As Robert Anton Wilson pointed out, each of us has a particular reality tunnel through which we observe our world. The point is to realize this fact, which creates more tolerance and less arrogance.

ken
 
in re experience - it's my experience of the ocean. it's not my ocean. the experience belongs to the individual, that which is experienced does not.

it's the story of the blind men and the elephant...
 
Ken,

Watch this video and decide for yourself what Krishnamurti is emphasizing.

http://video.google.com/videoplay?docid=-634157025514503282#

John
 
You ask..."how can a religious belief system work by emphasizing that people have personal experiences?"

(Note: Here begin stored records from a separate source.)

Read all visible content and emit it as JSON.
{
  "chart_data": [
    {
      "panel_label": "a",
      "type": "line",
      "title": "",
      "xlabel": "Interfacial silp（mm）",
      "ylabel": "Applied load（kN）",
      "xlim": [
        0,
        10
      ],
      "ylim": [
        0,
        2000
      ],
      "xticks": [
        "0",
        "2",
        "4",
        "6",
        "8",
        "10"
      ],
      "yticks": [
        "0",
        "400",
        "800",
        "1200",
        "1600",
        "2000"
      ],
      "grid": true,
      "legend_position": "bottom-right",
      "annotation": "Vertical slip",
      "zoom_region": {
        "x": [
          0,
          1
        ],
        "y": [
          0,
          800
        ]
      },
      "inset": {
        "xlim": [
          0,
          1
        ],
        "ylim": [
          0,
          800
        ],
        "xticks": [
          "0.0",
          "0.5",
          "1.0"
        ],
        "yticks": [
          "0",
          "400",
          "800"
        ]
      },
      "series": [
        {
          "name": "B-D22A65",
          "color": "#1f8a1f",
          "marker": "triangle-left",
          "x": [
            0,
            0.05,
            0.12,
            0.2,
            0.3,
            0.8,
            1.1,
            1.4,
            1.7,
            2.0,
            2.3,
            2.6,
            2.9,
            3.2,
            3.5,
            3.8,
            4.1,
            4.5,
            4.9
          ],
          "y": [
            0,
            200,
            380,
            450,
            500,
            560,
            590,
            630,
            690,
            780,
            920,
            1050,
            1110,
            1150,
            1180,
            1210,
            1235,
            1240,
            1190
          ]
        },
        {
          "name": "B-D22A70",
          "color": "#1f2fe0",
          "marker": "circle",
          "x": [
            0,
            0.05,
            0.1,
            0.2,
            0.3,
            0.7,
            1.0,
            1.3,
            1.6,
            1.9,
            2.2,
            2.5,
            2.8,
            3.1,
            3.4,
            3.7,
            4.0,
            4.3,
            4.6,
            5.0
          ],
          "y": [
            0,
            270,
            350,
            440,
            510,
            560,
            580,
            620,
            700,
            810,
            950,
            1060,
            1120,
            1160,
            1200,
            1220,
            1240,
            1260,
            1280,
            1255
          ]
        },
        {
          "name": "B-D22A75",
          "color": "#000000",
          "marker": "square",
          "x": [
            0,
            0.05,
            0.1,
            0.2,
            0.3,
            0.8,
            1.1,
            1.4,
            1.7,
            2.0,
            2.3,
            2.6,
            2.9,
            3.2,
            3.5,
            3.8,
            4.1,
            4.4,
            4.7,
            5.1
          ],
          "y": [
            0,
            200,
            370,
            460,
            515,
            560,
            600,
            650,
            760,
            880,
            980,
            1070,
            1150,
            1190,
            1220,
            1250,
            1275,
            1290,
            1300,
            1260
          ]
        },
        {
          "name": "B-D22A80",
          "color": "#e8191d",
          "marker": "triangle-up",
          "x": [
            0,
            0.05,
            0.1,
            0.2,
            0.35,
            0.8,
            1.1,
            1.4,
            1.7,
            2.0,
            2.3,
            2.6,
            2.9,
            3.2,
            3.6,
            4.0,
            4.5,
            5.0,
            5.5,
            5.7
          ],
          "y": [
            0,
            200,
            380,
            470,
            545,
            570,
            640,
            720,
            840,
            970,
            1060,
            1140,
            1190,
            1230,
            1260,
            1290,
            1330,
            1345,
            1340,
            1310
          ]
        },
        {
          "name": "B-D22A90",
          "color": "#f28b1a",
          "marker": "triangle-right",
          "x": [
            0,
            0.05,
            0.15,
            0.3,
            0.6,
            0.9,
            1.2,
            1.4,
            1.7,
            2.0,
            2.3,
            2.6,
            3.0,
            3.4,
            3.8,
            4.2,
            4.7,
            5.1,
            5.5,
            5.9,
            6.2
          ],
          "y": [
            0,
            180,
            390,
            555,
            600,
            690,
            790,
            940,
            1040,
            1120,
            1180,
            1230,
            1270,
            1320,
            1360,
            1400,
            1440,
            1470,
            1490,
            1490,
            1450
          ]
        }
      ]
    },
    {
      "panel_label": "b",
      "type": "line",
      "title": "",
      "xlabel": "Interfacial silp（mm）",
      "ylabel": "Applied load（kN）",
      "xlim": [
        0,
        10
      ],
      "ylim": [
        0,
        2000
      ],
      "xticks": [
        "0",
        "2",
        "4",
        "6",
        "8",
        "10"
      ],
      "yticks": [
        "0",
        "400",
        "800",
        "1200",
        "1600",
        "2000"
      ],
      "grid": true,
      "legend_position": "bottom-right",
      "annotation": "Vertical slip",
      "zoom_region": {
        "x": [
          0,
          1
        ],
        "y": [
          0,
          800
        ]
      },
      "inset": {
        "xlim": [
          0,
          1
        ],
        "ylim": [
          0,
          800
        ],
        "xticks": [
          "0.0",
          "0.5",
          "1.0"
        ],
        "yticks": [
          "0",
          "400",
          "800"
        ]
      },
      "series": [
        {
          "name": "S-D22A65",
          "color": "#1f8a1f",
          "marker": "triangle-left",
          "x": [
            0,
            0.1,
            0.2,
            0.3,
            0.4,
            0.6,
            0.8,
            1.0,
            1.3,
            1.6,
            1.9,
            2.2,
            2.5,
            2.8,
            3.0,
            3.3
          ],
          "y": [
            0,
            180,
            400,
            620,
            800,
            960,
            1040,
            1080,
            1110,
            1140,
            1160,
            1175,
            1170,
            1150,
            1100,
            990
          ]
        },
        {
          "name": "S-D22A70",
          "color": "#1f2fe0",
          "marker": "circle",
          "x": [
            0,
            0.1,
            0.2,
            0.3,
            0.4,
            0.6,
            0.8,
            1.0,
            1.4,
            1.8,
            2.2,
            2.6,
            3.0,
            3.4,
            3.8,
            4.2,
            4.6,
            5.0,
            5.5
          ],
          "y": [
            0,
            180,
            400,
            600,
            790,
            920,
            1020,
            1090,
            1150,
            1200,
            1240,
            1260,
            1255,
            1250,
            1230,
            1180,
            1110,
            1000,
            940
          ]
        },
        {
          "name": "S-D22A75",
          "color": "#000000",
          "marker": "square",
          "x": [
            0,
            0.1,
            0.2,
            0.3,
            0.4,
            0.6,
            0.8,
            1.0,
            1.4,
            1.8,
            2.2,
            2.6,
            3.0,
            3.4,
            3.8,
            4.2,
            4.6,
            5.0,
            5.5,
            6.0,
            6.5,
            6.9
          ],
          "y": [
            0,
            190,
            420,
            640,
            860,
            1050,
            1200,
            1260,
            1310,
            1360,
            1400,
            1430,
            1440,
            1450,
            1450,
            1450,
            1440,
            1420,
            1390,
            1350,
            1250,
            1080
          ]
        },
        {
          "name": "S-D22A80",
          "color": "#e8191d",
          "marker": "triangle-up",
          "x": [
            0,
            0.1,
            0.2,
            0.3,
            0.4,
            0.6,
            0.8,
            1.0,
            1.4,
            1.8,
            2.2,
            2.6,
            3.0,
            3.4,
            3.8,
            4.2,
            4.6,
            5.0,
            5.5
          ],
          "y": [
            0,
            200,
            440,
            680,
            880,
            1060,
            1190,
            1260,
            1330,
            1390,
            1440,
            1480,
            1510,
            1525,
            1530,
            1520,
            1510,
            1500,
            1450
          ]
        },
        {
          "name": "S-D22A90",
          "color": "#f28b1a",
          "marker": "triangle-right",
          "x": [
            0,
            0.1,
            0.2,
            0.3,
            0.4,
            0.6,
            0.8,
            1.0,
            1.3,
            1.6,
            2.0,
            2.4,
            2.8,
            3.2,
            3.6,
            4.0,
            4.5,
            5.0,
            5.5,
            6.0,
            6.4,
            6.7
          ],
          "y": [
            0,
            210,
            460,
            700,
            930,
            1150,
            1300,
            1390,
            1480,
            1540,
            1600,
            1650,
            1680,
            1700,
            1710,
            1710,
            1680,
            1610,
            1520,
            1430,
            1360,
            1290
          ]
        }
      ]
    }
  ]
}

The answer, I think, is that these so called "personal experiences" are not personal at all, but rather the hoped for outcome of following the authority of organized religious traditions, whether it be the Buddhist's Nirvana, or the Christian's being born-again.

Of course, independent personal experience can be equally limiting and self-enclosing, but it needn't be.

I'm familiar with parts of the inverview with Trungpa, and I heard Krishnamurti speak in person many times. Clearly Krishnamurti is critical of all ego-centric activity. Personal experience, whether arrived at independently or shaped by organized religion, is unacceptable in his mind.

However, I don't necessarily accept the view that they are interchangeable.Some things would seem to be more authentic than others.